Copyright  ©  2011 Campus Verlag GmbH, Frankfurt am Main

Umschlaggestaltung: Anne Strasser, Hamburg

Konvertierung Koch, Neff & Volckmar GmbH,

KN digital – die digitale Verlagsauslieferung, Stuttgart

ISBN der Printausgabe: 978-3-593-39372-8

E-Book ISBN: 978-3-593-41172-9

www.campus.de

Vorwort

Dieses Buch fand seinen Anfang im Sommer 2010. Ich hatte mich zurückgezogen in einen kleinen stillen Ort an der Ostsee, um innezuhalten und die Informationen, Erfahrungen und Gedanken zu sortieren, die ich in den letzten Jahren gesammelt hatte zu der Frage: Wie reagieren erfolgreiche Führungskräfte auf die drastischen Veränderungen der Arbeitswelt? Was macht Leadership 2.0 aus?

Mir selbst hat sich der Horizont enorm erweitert durch das, was ich für dieses Buch recherchiert, gelesen, gehört und gedacht habe. Und so manches Mal habe ich ein »unglaublich« oder »Wahnsinn« an den Rand geschrieben, wenn ich nicht fassen konnte, welches extreme Maß an Schnelllebigkeit, Flexibilisierung und Unsicherheit unsere Arbeitswelt und unsere Gesellschaft bereits bestimmt. Wir hören und lesen die eine oder andere Zahl und Nachricht, speichern sie ab und gehen wieder zur Tagesordnung über. Hier – ich möchte Sie vorwarnen – bekommen Sie in jedem Kapitel eine gehörige Portion aus aufbereiteten Untersuchungen, Studien und neuesten Erkenntnissen sowie teilweise drastische Beispiele aus dem wirklichen Leben, sodass man den Tatsachen nicht ausweichen kann.

Auch die »schöne neue Arbeitswelt« wird nicht ohne Führung auskommen, das steht fest.

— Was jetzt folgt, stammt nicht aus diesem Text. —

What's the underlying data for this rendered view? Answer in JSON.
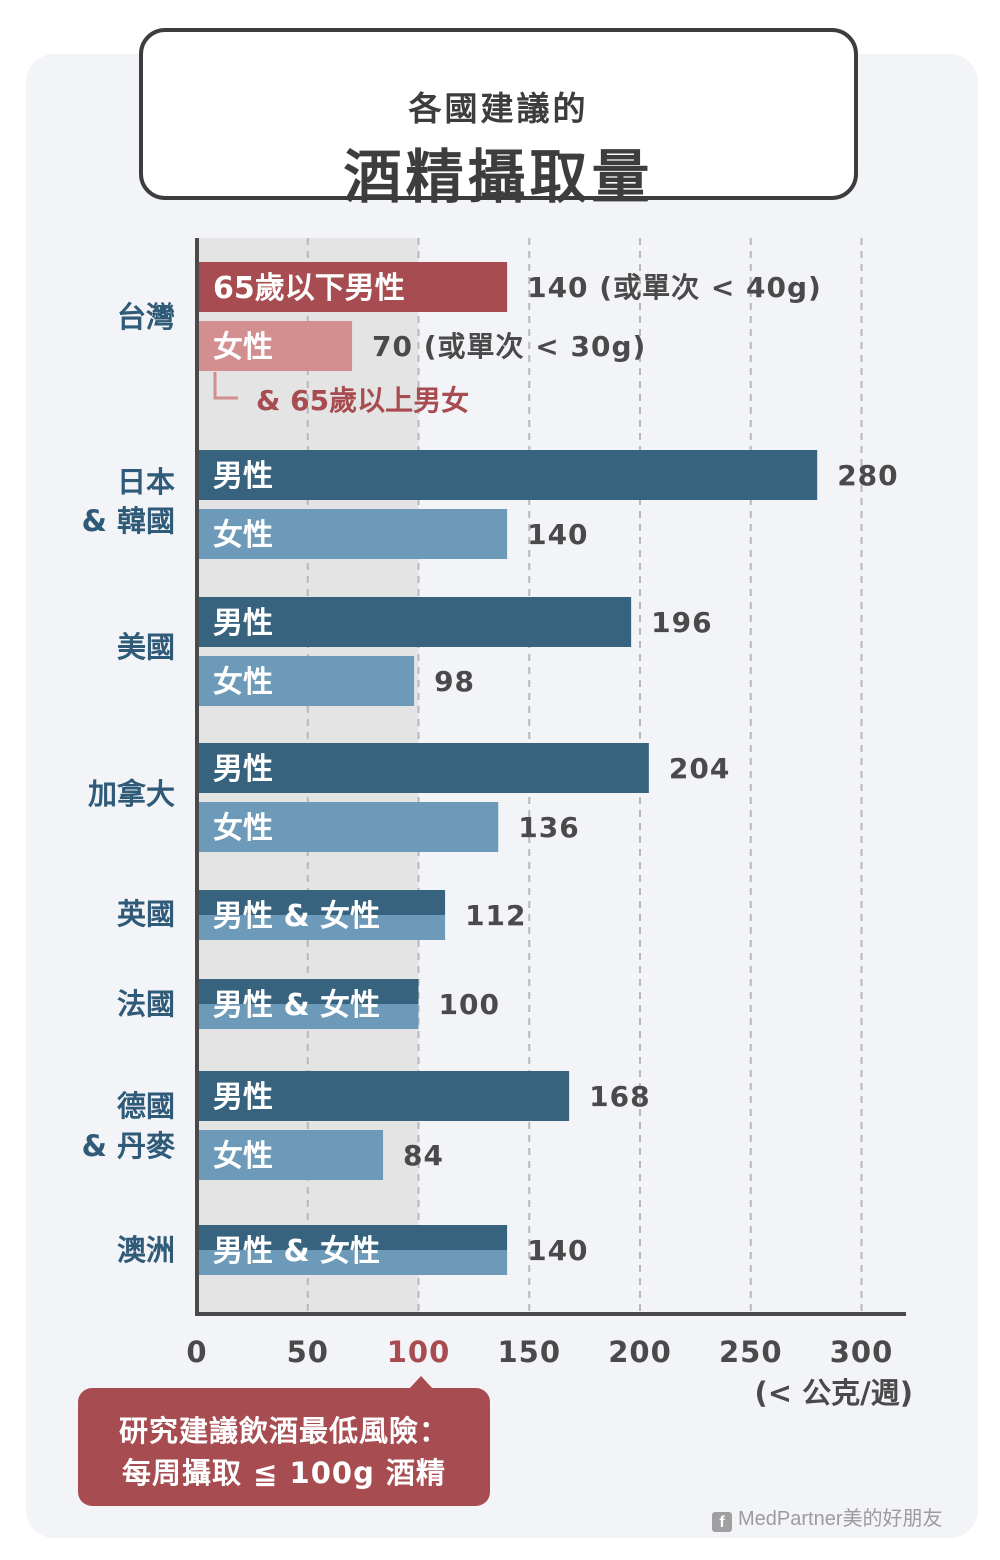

Nur werden die Rollen, die in der modernen Führungswelt von uns verlangt werden, andere sein. Eine gute Nachricht vorweg: Alle Führungsmodelle, die Klassiker des situativen Führens, die Erkenntnisse zu Teamrollen, Teamentwicklung und -steuerung sowie die Modelle, die uns die Unterschiedlichkeit der Menschen vereinfachend verdeutlichen – alles das bleibt weiterhin aktuell. Es wird uns jedoch noch mehr Varianz im Verhalten als Führungskraft abverlangt werden, damit wir in der Lage sind, mit noch feineren Antennen zu erkennen, was gerade angemessen ist und zur jeweiligen Lebenssituation und Motivationslage der Mitarbeiter passt, die insgesamt auch bunter und vielfältiger werden.

Daher verfolgt das Buch zwei Ziele: Erstens möchte ich uns alle auffordern, innezuhalten und genau hinzuschauen, welche Aspekte unserer Arbeitswelt sich verändert haben und welche neuen Führungsfragen sich daraus jeweils ergeben. Können wir wirklich so weitermachen wie bisher? Meine Antwort steht fest: Nein.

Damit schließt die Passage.